If you had a function that accepts std::unique_ptr as an argument you wouldn't be able to pass p to it. You would have to explicitly invoke move constructor, but in this case you shouldn't use variable p after the call to bar().
void bar(std::unique_ptr<int> p)
{
// ...
}
int main()
{
unique_ptr<int> p = foo();
bar(p); // error, can't implicitly invoke move constructor on lvalue
bar(std::move(p)); // OK but don't use p afterwards
return 0;
}
unique_ptr doesn't have the traditional copy constructor. Instead it has a "move constructor" that uses rvalue references:
unique_ptr::unique_ptr(unique_ptr && src);
An rvalue reference (the double ampersand) will only bind to an rvalue. That's why you get an error when you try to pass an lvalue unique_ptr to a function. On the other hand, a value that is returned from a function is treated as an rvalue, so the move constructor is called automatically.
By the way, this will work correctly:
bar(unique_ptr<int>(new int(44));
The temporary unique_ptr here is an rvalue.
I think it's perfectly explained in item 25 of Scott Meyers' Effective Modern C++. Here's an excerpt:
The part of the Standard blessing the RVO goes on to say that if the conditions for the RVO are met, but compilers choose not to perform copy elision, the object being returned must be treated as an rvalue. In effect, the Standard requires that when the RVO is permitted, either copy elision takes place or std::move is implicitly applied to local objects being returned.
Here, RVO refers to return value optimization, and if the conditions for the RVO are met means returning the local object declared inside the function that you would expect to do the RVO, which is also nicely explained in item 25 of his book by referring to the standard (here the local object includes the temporary objects created by the return statement). The biggest take away from the excerpt is either copy elision takes place or std::move is implicitly applied to local objects being returned. Scott mentions in item 25 that std::move is implicitly applied when the compiler choose not to elide the copy and the programmer should not explicitly do so.

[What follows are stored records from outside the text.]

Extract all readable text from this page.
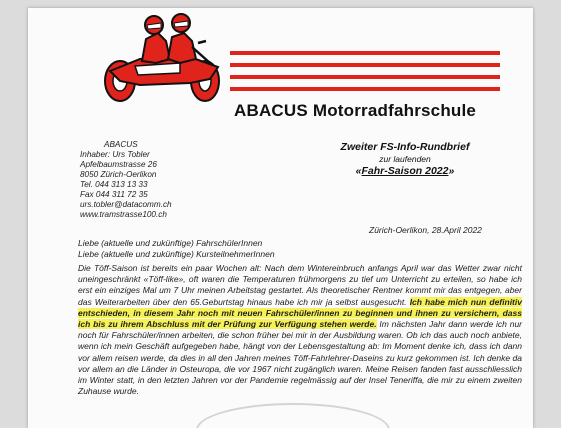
ABACUS Motorradfahrschule
ABACUS
Inhaber: Urs Tobler
Apfelbaumstrasse 26
8050 Zürich-Oerlikon
Tel. 044 313 13 33
Fax 044 311 72 35
urs.tobler@datacomm.ch
www.tramstrasse100.ch
Zweiter FS-Info-Rundbrief
zur laufenden
«Fahr-Saison 2022»
Zürich-Oerlikon, 28.April 2022
Liebe (aktuelle und zukünftige) FahrschülerInnen
Liebe (aktuelle und zukünftige) KursteilnehmerInnen
Die Töff-Saison ist bereits ein paar Wochen alt: Nach dem Wintereinbruch anfangs April war das Wetter zwar nicht uneingeschränkt «Töff-like», oft waren die Temperaturen frühmorgens zu tief um Unterricht zu erteilen, so habe ich erst ein einziges Mal um 7 Uhr meinen Arbeitstag gestartet. Als theoretischer Rentner kommt mir das entgegen, aber das Weiterarbeiten über den 65.Geburtstag hinaus habe ich mir ja selbst ausgesucht. Ich habe mich nun definitiv entschieden, in diesem Jahr noch mit neuen Fahrschüler/innen zu beginnen und ihnen zu versichern, dass ich bis zu ihrem Abschluss mit der Prüfung zur Verfügung stehen werde. Im nächsten Jahr dann werde ich nur noch für Fahrschüler/innen arbeiten, die schon früher bei mir in der Ausbildung waren. Ob ich das auch noch anbiete, wenn ich mein Geschäft aufgegeben habe, hängt von der Lebensgestaltung ab: Im Moment denke ich, dass ich dann vor allem reisen werde, da dies in all den Jahren meines Töff-Fahrlehrer-Daseins zu kurz gekommen ist. Ich denke da vor allem an die Länder in Osteuropa, die vor 1967 nicht zugänglich waren. Meine Reisen fanden fast ausschliesslich im Winter statt, in den letzten Jahren vor der Pandemie regelmässig auf der Insel Teneriffa, die mir zu einem zweiten Zuhause wurde.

In your case, the code is clearly a candidate for RVO as it returns the local object p and the type of p is the same as the return type, which results in copy elision. And if the compiler chooses not to elide the copy, for whatever reason, std::move would've kicked in to line 1.
One thing that i didn't see in other answers is To clarify another answers that there is a difference between returning std::unique_ptr that has been created within a function, and one that has been given to that function.
The example could be like this:
class Test
{int i;};
std::unique_ptr<Test> foo1()
{
std::unique_ptr<Test> res(new Test);
return res;
}
std::unique_ptr<Test> foo2(std::unique_ptr<Test>&& t)
{
// return t; // this will produce an error!
return std::move(t);
}
//...
auto test1=foo1();
auto test2=foo2(std::unique_ptr<Test>(new Test));
I would like to mention one case where you must use std::move() otherwise it will give an error.
Case: If the return type of the function differs from the type of the local variable.
class Base { ... };
class Derived : public Base { ... };
...
std::unique_ptr<Base> Foo() {
std::unique_ptr<Derived> derived(new Derived());
return std::move(derived); //std::move() must
}
Reference: https://www.chromium.org/developers/smart-pointer-guidelines
I know it's an old question, but I think an important and clear reference is missing here.
From https://en.cppreference.com/w/cpp/language/copy_elision :
(Since C++11) In a return statement or a throw-expression, if the compiler cannot perform copy elision but the conditions for copy elision are met or would be met, except that the source is a function parameter, the compiler will attempt to use the move constructor even if the object is designated by an lvalue; see return statement for details.